Musée Grobet-Labadié
Écrin bourgeois du Second Empire niché dans Marseille, le musée Grobet-Labadié dévoile un intérieur victorien intact, des collections d'arts décoratifs exceptionnelles et un jardin romantique préservé au cœur de la cité phocéenne.
Histoire
Dans le quartier résidentiel du boulevard Longchamp, le musée Grobet-Labadié constitue l'une des rares demeures bourgeoises marseillaises du Second Empire à avoir traversé les décennies sans perdre son âme. Là où la plupart des musées exposent des œuvres arrachées à leur contexte, celui-ci offre une expérience radicalement différente : celle d'une maison encore habitée en pensée, où tapis orientaux, tapisseries flamandes, instruments de musique anciens et faïences provençales coexistent dans les mêmes pièces qui les ont vus arriver, un à un, au fil de décennies de collecte passionnée. Ce qui rend l'endroit véritablement singulier, c'est la cohérence de son projet.
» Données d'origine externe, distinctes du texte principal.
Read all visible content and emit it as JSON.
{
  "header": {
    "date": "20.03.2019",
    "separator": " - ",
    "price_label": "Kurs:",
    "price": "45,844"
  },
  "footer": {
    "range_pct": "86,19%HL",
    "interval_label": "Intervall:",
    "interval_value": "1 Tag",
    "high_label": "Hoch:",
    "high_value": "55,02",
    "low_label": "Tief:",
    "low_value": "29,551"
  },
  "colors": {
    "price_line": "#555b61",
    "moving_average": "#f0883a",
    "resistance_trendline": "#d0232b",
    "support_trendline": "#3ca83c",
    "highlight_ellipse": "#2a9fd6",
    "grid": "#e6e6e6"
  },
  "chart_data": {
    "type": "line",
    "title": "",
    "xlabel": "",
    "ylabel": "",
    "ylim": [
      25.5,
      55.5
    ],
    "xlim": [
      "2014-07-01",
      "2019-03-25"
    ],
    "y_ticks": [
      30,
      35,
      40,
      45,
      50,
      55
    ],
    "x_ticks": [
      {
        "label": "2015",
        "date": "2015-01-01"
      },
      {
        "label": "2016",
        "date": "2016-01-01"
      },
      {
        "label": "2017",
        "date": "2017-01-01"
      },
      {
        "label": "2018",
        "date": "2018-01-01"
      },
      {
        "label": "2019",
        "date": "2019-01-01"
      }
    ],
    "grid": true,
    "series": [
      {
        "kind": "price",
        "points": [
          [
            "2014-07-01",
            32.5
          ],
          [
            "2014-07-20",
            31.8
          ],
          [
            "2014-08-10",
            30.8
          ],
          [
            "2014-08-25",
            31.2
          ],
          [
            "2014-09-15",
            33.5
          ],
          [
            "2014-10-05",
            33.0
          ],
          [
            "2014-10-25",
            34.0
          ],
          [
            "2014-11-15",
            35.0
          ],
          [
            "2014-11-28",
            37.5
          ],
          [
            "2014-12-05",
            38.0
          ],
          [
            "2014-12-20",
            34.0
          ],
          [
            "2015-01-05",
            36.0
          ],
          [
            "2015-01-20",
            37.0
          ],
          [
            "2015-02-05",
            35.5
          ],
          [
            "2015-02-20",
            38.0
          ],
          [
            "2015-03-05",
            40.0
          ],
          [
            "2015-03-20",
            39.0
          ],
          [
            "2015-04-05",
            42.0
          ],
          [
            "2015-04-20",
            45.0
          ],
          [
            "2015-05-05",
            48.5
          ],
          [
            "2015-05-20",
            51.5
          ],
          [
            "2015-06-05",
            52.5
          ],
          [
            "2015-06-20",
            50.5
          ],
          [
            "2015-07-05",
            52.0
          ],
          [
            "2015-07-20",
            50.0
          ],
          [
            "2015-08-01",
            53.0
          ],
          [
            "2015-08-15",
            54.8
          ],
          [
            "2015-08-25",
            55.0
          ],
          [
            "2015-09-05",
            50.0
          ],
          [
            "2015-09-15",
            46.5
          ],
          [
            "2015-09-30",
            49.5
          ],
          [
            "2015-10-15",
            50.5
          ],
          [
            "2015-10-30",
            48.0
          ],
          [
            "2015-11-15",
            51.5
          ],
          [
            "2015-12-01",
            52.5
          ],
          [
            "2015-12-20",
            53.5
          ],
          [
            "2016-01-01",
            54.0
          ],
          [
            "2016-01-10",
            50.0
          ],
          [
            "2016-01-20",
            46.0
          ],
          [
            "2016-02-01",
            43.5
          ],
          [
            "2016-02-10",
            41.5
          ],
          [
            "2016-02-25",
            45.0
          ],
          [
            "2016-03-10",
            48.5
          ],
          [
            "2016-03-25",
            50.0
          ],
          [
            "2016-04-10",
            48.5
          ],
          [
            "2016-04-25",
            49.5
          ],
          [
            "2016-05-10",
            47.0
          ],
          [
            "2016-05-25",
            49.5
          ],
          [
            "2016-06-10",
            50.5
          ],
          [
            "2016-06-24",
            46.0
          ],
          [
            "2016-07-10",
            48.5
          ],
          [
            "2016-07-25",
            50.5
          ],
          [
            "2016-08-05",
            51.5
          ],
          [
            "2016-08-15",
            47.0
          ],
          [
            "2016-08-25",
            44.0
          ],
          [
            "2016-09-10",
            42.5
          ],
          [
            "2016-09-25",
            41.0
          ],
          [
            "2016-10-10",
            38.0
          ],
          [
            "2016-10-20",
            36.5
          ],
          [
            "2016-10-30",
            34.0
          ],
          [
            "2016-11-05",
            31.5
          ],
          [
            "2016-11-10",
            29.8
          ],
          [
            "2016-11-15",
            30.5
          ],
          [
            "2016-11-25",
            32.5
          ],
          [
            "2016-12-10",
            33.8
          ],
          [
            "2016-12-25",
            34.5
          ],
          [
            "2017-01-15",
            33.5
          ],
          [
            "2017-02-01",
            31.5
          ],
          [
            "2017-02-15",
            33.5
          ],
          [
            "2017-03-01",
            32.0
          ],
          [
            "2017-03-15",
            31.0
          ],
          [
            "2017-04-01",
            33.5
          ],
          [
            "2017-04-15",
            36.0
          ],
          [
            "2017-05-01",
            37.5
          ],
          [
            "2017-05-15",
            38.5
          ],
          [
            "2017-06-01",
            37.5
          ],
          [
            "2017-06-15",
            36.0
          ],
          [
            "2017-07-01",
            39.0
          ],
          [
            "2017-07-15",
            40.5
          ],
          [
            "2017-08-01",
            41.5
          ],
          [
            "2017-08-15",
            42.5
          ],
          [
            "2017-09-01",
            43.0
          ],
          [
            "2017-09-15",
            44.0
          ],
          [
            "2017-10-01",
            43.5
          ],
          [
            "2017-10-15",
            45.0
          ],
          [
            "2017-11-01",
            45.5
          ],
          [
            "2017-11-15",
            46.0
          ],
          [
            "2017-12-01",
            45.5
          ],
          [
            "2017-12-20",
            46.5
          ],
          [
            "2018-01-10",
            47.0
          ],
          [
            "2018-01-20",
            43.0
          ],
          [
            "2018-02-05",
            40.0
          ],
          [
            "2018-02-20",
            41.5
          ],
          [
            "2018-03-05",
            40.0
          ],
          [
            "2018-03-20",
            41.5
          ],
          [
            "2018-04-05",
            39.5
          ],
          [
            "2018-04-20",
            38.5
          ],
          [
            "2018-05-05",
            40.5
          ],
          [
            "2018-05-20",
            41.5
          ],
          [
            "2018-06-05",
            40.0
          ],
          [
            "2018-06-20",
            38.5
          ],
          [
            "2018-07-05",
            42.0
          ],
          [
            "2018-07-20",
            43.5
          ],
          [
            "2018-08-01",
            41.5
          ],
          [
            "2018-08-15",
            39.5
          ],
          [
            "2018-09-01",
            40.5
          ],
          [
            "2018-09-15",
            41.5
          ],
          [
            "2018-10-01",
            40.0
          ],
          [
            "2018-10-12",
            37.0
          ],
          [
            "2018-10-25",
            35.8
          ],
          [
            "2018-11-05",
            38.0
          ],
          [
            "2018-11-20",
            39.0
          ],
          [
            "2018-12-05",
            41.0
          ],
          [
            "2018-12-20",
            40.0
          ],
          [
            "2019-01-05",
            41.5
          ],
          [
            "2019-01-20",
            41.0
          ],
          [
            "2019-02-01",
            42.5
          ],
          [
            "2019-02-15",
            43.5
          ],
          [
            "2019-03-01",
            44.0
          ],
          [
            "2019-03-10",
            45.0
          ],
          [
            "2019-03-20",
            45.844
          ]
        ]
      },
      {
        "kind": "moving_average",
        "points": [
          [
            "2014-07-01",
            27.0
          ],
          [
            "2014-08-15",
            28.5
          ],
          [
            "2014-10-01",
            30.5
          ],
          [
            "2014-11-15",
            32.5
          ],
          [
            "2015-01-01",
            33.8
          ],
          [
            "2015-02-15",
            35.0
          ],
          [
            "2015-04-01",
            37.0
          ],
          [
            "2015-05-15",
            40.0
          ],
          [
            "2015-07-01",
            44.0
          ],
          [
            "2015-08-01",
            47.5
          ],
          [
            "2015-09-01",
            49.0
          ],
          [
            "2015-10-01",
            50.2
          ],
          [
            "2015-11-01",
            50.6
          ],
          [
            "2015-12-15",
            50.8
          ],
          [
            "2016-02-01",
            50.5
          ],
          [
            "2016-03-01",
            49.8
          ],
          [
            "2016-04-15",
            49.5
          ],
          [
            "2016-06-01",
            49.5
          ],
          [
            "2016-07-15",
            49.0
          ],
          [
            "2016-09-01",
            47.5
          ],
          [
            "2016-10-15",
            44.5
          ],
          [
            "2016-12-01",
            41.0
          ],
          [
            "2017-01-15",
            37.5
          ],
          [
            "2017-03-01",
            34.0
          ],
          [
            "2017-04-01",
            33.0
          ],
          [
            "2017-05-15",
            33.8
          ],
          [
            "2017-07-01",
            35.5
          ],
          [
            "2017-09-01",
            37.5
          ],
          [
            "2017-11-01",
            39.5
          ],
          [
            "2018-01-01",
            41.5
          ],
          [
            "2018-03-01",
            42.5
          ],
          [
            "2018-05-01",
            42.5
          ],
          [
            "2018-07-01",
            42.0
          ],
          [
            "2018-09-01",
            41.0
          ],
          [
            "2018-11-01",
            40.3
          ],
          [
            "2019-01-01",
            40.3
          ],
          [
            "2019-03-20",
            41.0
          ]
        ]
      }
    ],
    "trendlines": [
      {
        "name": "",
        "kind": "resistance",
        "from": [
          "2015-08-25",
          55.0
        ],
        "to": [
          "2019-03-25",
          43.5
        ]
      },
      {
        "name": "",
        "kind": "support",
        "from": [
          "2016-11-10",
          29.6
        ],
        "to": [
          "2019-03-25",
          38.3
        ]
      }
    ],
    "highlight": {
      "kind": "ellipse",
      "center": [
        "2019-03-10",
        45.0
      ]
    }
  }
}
La collection n'est pas le fruit d'acquisitions institutionnelles froides, mais d'une sensibilité familiale transmise sur plusieurs générations — celle des Grobet et des Labadié, familles de la haute bourgeoisie marseillaise dont le goût éclectique embrasse aussi bien la peinture ancienne que les arts du quotidien. Pénétrer dans ces salons, c'est saisir en un coup d'œil ce qu'était le raffinement d'une certaine Marseille victorienne, loin des clichés portuaires. La visite se déploie à travers une succession de pièces aux atmosphères distinctes — grand salon de réception, bibliothèque, salle à manger, chambre — chacune révélant une strate supplémentaire du goût de ses anciens occupants. Les passionnés d'arts décoratifs y trouveront matière à contemplation pendant plusieurs heures, tandis que les amateurs d'histoire locale y liront en filigrane le portrait d'une bourgeoisie commerçante en pleine apogée. Le jardin, conçu dans le style paysager romantique en vogue sous Napoléon III, constitue à lui seul une destination. Ses allées sinueuses, ses essences méditerranéennes et son atmosphère de huis clos végétal offrent un refuge saisissant au cœur de la ville dense. Les dépendances — communs d'origine encore en partie préservés — complètent ce tableau d'une propriété bourgeoise dans son état quasi originel, témoignage architectural d'une époque révolue.
Architecture
La demeure s'inscrit dans le vocabulaire éclectique caractéristique de l'architecture bourgeoise marseillaise du troisième quart du XIXe siècle, période durant laquelle les maîtres d'ouvrage fortunés amalgament librement références italiennes, néo-classiques et Second Empire. La façade sur boulevard présente l'équilibre soigné propre à ces hôtels particuliers urbains : travées régulières, modénature classique aux encadrements de baies soulignés de moulures, et toiture à la Mansart ou en terrasse selon l'aile concernée — solution fréquente dans les constructions méridionales pour limiter la surchauffe. Les matériaux sont ceux du terroir local : calcaire clair de Provence pour les éléments sculptés, enduit à la chaux pour les façades, tuiles canal pour les toitures en pente. L'intérieur révèle une distribution typique des grandes demeures bourgeoises de l'époque : enfilade de salons de réception au rez-de-chaussée, appartements privés à l'étage, escalier d'honneur en pierre desservant les niveaux avec noblesse. Les décors peints au plafond, les boiseries sculptées, les parquets à point de Hongrie et les cheminées en marbre composent un cadre intérieur d'une grande cohérence stylistique Second Empire, où l'accumulation décorative est maîtrisée par une palette chromatique rigoureuse. Le jardin, d'une surface notable pour une propriété urbaine, suit les principes du jardin paysager romantique : pelouse centrale, allées courbes, regroupement d'espèces végétales méditerranéennes — pittosporum, lauriers, magnolias — et points de vue ménagés vers la maison. Les communs, en fond de parcelle, forment un ensemble cohérent de dépendances à un étage, organisées autour d'une cour de service pavée, dont l'architecture sobre contraste volontairement avec l'apparat de la demeure principale.